Côté Bretons du nord, c’est la briochine Julie Budet alias Yelle (avec son compagnon Jean-François Perrier, alias Grand Marnier) qui a ouvert le bal avec la sortie début septembre de son 4ème album, le tout à la fois mélancolique et énergique L’Ere du Verseau. Un disque pop porté par l’iconoclaste single J’veux un chien et son texte à double ou triple lecture, et un vidéo clip vénéneux qui détourne ou plutôt contourne les codes de la sensualité (720 000 vus sur YouTube). Mais pas que… Puisque l’album regorge de tubes, depuis le techno dingo Karaté et son refrain barjot (« Ton kimono est un pyjama » répété ab libitum), jusqu’à sa touchante déclaration d’amour pas toujours réciproque à la France Je T’Aime Encore. Sans oublier l’irrésistible Emancipense qui joue les éclaireurs de choc en ouverture de ce disque. Faussement enjouées mais diablement emballantes, les ritournelles de L’Ere du Verseau se révèlent beaucoup plus profondes au fil des écoutes que leur enrobage ultra pop, presque kitsch ne le laissait présager.

ROAZHON

Du côté de Rennes, c’est le retour des « anciens » même si le terme devrait hérisser ces ex jeunes gens modernes. Avec d’un côté, les sorties début décembre de More Fun Before War, précédé de European Pyscho des ex Marquis de Sade qui ont choisi suite à la disparition de Philippe Pascal de continuer sous le nom de Marquis. Deux titres en prémisses d’un futur album baptisé Aurora (annoncé pour le 5 février 2021) avec au chant un inconnu, un jeune chanteur belge nommé Simon Mahieu dont la voix évoque par ses inflexions celle de Peter Murphy de Bauhaus, en particulier sur More Fun Before War.

Du rock tendu, guitares en mode barbelés, toutes hérissées, qui devrait ravir les fans old school de MDS mais augure d’un album un peu dark auquel ont participé des anciens du groupe culte néerlandais Mecano ainsi que le légendaire Richard Lloyd de Television. Sans oublier Etienne Daho qui, outre une participation à cet album de Marquis, publie de son côté son album « oublié »… Ou plutôt délaissé. Une sorte de disque en parallèle baptisé Surf, initié en 2004, abandonné en 2006, ressorti du placard lors du Disquaire Day 2020 et qui (re) ressort en décembre en version Deluxe. Ouf, vous suivez toujours ? Soit 22 titres qui « surfent » sur des styles et des périodes très différentes. L’ancien Rennais y reprend David Bowie, Air, les Pet Shop Boys mais aussi Billie Holiday ou encore Henry Mancini. Y figure en bonus un duo live avec Alain Bashung (I Can’t Escape). Rien qui ne soit indispensable mais un album touchant dans son dépouillement, à l’exception de la reprise sucre glace d’un vieux classique Glad To Be Unhappy enregistré à Abbey Road avec 45 musiciens, arrangé par David Whitaker.
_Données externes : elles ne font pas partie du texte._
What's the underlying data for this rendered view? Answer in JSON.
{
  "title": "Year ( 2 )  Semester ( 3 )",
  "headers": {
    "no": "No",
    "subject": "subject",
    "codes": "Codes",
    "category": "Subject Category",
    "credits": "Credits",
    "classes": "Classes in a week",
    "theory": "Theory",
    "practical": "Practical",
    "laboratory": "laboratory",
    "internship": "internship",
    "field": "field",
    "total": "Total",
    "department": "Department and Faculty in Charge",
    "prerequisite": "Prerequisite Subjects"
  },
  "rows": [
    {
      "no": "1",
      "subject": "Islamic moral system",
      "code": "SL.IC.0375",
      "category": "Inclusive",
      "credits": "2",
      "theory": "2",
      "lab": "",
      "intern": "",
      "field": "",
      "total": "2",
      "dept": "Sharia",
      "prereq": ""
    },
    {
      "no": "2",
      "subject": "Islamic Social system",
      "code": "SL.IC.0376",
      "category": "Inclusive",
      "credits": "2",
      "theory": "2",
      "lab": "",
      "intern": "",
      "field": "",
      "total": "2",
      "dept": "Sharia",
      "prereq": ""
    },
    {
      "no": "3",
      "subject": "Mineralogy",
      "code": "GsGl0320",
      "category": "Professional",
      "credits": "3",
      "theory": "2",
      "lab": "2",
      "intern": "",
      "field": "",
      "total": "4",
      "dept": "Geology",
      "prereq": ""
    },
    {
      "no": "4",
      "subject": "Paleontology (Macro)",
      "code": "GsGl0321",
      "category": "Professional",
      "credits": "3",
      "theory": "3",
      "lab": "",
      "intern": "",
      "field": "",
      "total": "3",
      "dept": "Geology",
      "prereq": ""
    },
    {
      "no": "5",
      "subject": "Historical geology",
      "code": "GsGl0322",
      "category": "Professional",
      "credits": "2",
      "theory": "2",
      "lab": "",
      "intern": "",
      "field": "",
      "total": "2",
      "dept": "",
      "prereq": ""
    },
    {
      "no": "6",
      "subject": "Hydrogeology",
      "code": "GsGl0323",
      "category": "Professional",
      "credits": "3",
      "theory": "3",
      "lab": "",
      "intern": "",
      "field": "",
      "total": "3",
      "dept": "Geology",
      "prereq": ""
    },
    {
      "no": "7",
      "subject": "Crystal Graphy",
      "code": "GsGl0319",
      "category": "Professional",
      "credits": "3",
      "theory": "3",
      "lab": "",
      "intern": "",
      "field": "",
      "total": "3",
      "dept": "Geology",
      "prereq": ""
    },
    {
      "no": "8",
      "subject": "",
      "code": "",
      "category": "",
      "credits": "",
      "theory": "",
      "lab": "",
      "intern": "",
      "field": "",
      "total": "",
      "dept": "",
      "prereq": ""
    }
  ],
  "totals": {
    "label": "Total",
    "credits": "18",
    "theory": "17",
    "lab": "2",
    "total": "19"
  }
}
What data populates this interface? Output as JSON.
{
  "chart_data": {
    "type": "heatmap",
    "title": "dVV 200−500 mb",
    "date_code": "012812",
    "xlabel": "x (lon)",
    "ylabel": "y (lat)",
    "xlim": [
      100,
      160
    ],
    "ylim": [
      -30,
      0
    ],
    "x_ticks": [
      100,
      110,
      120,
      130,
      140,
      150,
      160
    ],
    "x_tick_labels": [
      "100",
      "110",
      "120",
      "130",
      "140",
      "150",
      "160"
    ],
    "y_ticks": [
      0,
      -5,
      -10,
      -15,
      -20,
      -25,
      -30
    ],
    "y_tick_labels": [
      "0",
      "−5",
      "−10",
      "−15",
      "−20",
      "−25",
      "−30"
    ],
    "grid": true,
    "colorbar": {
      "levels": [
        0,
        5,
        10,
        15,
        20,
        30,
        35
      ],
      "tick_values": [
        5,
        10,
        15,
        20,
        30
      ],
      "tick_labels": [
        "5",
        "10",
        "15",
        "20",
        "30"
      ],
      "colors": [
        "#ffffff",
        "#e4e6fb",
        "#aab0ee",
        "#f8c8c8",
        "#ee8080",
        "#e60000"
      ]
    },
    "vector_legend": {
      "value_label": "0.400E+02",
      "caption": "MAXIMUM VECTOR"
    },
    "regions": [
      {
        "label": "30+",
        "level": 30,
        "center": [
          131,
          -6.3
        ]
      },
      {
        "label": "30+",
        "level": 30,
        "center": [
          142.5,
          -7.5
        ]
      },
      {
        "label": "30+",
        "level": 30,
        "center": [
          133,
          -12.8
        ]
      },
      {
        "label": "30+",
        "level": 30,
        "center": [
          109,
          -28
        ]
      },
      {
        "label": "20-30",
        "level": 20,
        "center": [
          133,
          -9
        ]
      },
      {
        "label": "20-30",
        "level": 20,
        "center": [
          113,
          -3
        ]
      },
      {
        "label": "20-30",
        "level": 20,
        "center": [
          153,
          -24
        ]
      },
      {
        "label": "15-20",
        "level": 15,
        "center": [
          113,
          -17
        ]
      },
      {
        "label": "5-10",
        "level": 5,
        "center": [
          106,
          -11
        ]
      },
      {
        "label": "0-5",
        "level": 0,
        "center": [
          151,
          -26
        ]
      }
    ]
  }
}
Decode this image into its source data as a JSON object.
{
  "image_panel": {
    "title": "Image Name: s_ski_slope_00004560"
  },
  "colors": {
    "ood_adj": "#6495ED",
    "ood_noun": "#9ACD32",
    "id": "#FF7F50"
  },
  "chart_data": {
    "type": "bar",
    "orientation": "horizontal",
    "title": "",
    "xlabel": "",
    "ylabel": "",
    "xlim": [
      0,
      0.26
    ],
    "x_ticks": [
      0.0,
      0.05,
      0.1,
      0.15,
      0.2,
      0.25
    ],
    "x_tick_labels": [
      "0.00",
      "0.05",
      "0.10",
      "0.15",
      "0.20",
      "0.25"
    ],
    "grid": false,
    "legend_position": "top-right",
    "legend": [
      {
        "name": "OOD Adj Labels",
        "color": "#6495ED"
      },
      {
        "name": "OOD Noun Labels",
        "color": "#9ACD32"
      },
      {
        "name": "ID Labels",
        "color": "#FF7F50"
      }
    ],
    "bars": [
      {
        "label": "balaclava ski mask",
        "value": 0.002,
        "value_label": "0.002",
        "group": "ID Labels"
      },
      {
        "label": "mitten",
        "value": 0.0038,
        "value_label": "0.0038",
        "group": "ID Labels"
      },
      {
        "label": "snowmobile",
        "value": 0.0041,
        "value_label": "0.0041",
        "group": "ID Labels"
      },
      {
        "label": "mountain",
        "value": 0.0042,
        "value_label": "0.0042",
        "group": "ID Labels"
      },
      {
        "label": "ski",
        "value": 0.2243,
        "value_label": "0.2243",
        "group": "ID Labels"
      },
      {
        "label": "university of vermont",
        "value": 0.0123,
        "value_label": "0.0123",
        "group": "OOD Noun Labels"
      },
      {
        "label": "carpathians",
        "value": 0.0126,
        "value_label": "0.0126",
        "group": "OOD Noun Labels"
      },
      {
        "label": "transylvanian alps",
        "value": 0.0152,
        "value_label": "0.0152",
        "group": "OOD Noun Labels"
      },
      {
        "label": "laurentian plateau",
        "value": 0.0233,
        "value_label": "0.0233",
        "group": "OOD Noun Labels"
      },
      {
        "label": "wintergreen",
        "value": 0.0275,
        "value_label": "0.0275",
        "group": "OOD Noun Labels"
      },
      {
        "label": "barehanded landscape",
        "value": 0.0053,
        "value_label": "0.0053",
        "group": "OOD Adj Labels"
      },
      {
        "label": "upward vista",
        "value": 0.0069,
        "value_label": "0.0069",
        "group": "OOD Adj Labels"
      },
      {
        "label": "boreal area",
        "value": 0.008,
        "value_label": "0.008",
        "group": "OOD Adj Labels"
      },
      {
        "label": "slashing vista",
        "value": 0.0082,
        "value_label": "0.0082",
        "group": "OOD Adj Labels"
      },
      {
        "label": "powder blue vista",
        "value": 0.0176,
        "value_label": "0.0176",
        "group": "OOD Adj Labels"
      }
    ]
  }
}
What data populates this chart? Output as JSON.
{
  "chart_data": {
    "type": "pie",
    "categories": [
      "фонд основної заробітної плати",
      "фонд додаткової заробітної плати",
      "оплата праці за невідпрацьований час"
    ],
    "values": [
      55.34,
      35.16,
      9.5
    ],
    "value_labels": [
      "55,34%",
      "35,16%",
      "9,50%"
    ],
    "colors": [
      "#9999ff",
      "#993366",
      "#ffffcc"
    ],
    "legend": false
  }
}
Tout autre ambiance avec les explosifs Tagada Jones, autres Rennais mais qui en sont plutôt d’une humeur de dogues, à mettre tout A Feu et à Sang sur leur dernier album. Ils en profitent pour faire joyeusement saigner les esgourdes de leurs fans. Pour leur 10ème album, le gang formé par Niko, Stef, Waner et Job dégoupillent 14 titres, comme autant de grenades. Toujours enragés. Même quand ils essayent de calmer le jeu sur Magnitude 13, le naturel revient vite au galop et le micro se met aussitôt à rouiller, martyrisé par la voix de stentor punk de leur leader. On espère que son phoniatre a du répondant et un bon stock de pastilles contre la toux !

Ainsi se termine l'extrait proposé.